Lors de notre dernier pèlerinage diocésain à Notre-Dame de Lourdes, nous avons pu nous rendre compte qu’un nouveau pallier avait été franchi dans la baisse de nos effectifs. La célébration du 150e anniversaire des apparitions en 2008 a été une bouffée d’oxygène, mais pas le catalyseur que nous aurions souhaité. Le coût, la conjoncture économique, la surenchère des activités, le désintérêt pour les pèlerinages, la peur du changement (hôtellerie, transport…) sont probablement des raisons de cette désaffectation. Bien évidemment, nous avons l’obligation, chacun dans nos « groupes », de nous battre et de trouver les moyens et les ressources nécessaires afin d’inverser cette tendance. La tâche n’est pas aisée.

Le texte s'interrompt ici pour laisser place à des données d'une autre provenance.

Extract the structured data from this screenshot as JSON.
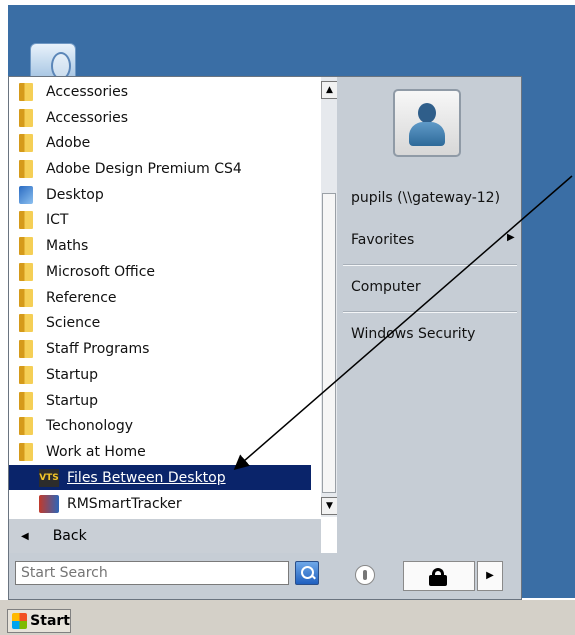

Pourtant, par expérience, nous savons que, pour bon nombre d’hospitaliers, Lourdes est vécu comme un appel, cette attirance devenant peu à peu un besoin. Et toute absence plonge chacun d’entre nous dans l’amertume et la tristesse. Assister au départ et suivre les célébrations sur internet sont de bien maigre consolation. À Lourdes, c’est le premier pas qui coûte. Si ça passe, on est gagné par ce besoin indéfectible de revenir, que certains vivent comme un véritable sacerdoce.
C’est pourquoi, il est important que notre jeunesse participe, mais pas seulement pour faire un essai, vivre une expérience, pour dire « je l’ai fait une fois » ou nous donner bonne conscience. Il s’agit de venir dès son plus jeune âge en famille, avec ses parents, ses grands-parents, des oncles et tantes, ou bien encore des cousins, afin de créer un lien intergénérationnel et de fertiliser ce besoin de venir en aide à ceux qui souffrent de handicaps. C’est ainsi que la notion d’engagement, c’est-à-dire se mettre au service des autres dans la durée, prend tout son sens.
Comme ailleurs, nous devons favoriser ces « vocations », afin que nous puissions renouveler les Hommes, mais aussi les idées, et décloisonner les groupes afin que le pèlerinage à Notre-Dame de Lourdes puisse se maintenir et continue d’être vécu comme la communion du diocèse.